As the movie progresses, Richard and Julia are still bickering about her decision to go to Michigan, and Richard does his best to insult and humiliate her. Julia realizes that Annette is a lost cause, but she is very insistent that Norman stay with her in America. Naturally, Richard wants his son, and tells Julia that she will not keep them apart because that is his son. However, Julia breaks the news to him that Norman is not his son, but the result of a one night stand she had after being humiliated at a party she had attended with Richard. Richard does not react well to this news, and tells Julia that he will have nothing further to do with Norman, and that the boy is hers to do with as she pleases.
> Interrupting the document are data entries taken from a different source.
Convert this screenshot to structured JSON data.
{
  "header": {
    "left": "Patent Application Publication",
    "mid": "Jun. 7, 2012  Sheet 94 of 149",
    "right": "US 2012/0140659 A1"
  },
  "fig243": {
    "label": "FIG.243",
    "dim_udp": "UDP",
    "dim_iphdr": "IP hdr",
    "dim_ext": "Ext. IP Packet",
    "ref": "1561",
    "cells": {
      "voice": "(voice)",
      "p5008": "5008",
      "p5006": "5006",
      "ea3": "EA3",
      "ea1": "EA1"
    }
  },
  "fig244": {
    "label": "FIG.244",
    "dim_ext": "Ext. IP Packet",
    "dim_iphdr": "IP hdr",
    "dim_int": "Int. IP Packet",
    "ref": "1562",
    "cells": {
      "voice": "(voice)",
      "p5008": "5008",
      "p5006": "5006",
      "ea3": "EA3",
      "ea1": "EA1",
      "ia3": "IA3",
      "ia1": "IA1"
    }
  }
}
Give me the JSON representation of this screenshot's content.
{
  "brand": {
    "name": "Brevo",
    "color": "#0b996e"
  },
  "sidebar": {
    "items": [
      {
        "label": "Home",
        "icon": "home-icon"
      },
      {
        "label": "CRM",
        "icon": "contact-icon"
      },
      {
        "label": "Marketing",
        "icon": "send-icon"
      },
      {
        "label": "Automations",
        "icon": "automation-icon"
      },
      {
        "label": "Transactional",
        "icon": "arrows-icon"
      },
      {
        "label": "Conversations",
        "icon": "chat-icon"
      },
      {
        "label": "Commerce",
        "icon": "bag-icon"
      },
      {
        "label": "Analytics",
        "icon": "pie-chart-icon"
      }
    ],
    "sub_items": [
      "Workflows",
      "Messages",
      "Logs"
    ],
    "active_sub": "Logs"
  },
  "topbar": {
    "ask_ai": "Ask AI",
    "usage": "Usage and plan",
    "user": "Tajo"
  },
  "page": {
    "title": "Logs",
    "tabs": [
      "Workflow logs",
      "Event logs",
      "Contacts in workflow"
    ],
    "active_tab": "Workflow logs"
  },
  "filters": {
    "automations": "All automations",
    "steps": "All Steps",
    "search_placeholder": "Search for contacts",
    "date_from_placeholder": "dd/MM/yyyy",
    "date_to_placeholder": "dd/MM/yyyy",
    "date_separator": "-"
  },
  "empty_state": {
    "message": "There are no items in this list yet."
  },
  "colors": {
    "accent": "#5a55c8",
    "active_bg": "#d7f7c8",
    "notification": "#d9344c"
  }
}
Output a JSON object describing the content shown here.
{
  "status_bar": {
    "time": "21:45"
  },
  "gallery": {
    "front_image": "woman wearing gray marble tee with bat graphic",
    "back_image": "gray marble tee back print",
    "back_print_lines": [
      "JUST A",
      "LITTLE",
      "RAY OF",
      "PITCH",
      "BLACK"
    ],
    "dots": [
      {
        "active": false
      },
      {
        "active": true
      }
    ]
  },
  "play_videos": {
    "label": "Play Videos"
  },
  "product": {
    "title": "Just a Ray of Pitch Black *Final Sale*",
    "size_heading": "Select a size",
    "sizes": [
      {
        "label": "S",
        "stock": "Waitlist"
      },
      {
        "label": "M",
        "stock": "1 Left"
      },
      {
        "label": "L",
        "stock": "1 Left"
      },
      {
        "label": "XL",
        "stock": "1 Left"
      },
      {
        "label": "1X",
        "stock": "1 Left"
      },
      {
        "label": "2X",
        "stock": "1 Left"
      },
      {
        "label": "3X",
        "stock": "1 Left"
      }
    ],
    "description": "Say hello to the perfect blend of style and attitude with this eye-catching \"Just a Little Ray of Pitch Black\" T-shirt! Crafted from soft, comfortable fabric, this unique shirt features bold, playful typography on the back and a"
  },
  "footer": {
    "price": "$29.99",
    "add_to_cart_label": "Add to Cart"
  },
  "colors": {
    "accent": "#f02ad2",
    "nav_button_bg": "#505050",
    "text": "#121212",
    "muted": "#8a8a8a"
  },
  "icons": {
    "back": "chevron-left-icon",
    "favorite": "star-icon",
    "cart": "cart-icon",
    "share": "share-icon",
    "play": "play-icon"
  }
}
The Iceberg Changes Everything
When the Titanic and iceberg meet, everything changes, and suddenly all the character flaws that both Julia and Richard hated about one another is gone when Richard helps his family get into a lifeboat. Even the disdain Richard feels toward Norman is gone as he tries to keep them all calm and get them off of the sinking ship. Norman loves his father very much, and does not want to leave him behind. When the chance comes, Norman leaves the lifeboat, gives his seat to a woman, and goes to be with his father. When Julia discovers her son is not on the lifeboat, she breaks down crying as she glances out toward the sinking ship.